Las conexiones con el temario son múltiples. El ciclo económico enlaza estructuralmente con el Tema 30 (inflación y curva de Phillips, que conecta el ciclo real con la dinámica de precios) y con el Tema 31 (mercado de trabajo: el paro cíclico es la manifestación laboral de las recesiones). Las políticas estabilizadoras remiten al Tema 22 (política fiscal y deuda pública) y al Tema 23 (política monetaria y BCE). La integración europea condiciona el margen de las políticas cíclicas nacionales, objeto del Tema 34.
La idea-clave: «Las economías de mercado oscilan en torno a su tendencia de largo plazo por razones internas —fallos de demanda (Keynes), inestabilidad financiera (Minsky), errores de política monetaria (Friedman)— y la respuesta adecuada combina estabilizadores automáticos, discrecionalidad fiscal calibrada y supervisión macroprudencial. Las crisis de 2008 y 2020 han confirmado que sin estas instituciones el ajuste se produce vía destrucción masiva de empleo y actividad» (Blanchard 2017).
- JUGLAR, C. (1862): Des crises commerciales.
- KITCHIN, J. (1923): «Cycles and Trends in Economic Factors», REStat, 5.

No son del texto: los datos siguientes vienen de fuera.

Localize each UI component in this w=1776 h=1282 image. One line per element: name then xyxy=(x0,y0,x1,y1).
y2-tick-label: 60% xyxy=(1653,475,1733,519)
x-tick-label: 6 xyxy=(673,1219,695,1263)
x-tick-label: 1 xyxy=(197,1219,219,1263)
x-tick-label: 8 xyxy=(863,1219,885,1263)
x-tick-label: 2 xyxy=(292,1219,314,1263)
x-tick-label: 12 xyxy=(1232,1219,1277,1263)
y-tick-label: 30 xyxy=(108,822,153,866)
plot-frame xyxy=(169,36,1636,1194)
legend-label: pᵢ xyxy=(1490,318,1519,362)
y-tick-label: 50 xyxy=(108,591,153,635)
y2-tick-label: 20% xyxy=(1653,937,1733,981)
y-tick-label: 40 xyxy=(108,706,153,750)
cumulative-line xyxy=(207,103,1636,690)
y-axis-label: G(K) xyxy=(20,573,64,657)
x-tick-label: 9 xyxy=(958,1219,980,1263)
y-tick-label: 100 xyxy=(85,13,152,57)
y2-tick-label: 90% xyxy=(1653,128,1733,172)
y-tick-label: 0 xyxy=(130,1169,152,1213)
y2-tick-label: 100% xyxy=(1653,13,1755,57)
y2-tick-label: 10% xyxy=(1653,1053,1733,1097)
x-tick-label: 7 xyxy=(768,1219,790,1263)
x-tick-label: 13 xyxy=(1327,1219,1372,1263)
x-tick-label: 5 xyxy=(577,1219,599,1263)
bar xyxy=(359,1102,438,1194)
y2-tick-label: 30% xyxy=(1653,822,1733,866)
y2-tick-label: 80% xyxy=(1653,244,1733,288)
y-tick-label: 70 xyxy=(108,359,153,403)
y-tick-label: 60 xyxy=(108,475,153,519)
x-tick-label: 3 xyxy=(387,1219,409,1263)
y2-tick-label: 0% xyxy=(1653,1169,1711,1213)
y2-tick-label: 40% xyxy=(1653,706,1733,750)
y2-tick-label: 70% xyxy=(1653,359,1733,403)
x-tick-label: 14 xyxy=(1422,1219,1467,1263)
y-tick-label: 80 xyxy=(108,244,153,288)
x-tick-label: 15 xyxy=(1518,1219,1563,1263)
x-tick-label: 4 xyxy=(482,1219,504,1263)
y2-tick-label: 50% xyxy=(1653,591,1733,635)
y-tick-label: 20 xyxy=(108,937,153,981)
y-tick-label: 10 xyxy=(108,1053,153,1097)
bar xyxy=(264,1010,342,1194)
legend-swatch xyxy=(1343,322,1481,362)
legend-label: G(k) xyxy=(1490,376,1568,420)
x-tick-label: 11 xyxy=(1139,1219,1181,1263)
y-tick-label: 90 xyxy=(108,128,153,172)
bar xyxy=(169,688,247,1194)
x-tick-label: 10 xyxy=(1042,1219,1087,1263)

- KONDRATIEV, N. (1925): The Major Economic Cycles.
- KUZNETS, S. (1930): Secular Movements in Production and Prices.
- KEYNES, J.M. (1936): The General Theory of Employment, Interest and Money.
- SCHUMPETER, J.A. (1939): Business Cycles, McGraw-Hill.
- SAMUELSON, P.A. (1939): «Interactions between the Multiplier Analysis...», REStat, 21.
- BURNS, A.F. i MITCHELL, W.C. (1946): Measuring Business Cycles, NBER.
- FRIEDMAN, M. (1956): Studies in the Quantity Theory of Money, Univ. Chicago Press.
- KYDLAND, F. i PRESCOTT, E. (1982): «Time to Build and Aggregate Fluctuations», Econometrica, 50.
- MINSKY, H.P. (1986): Stabilizing an Unstable Economy, Yale Univ. Press.
- BLANCHARD, O. (2017): Macroeconomics, 7a ed., Pearson.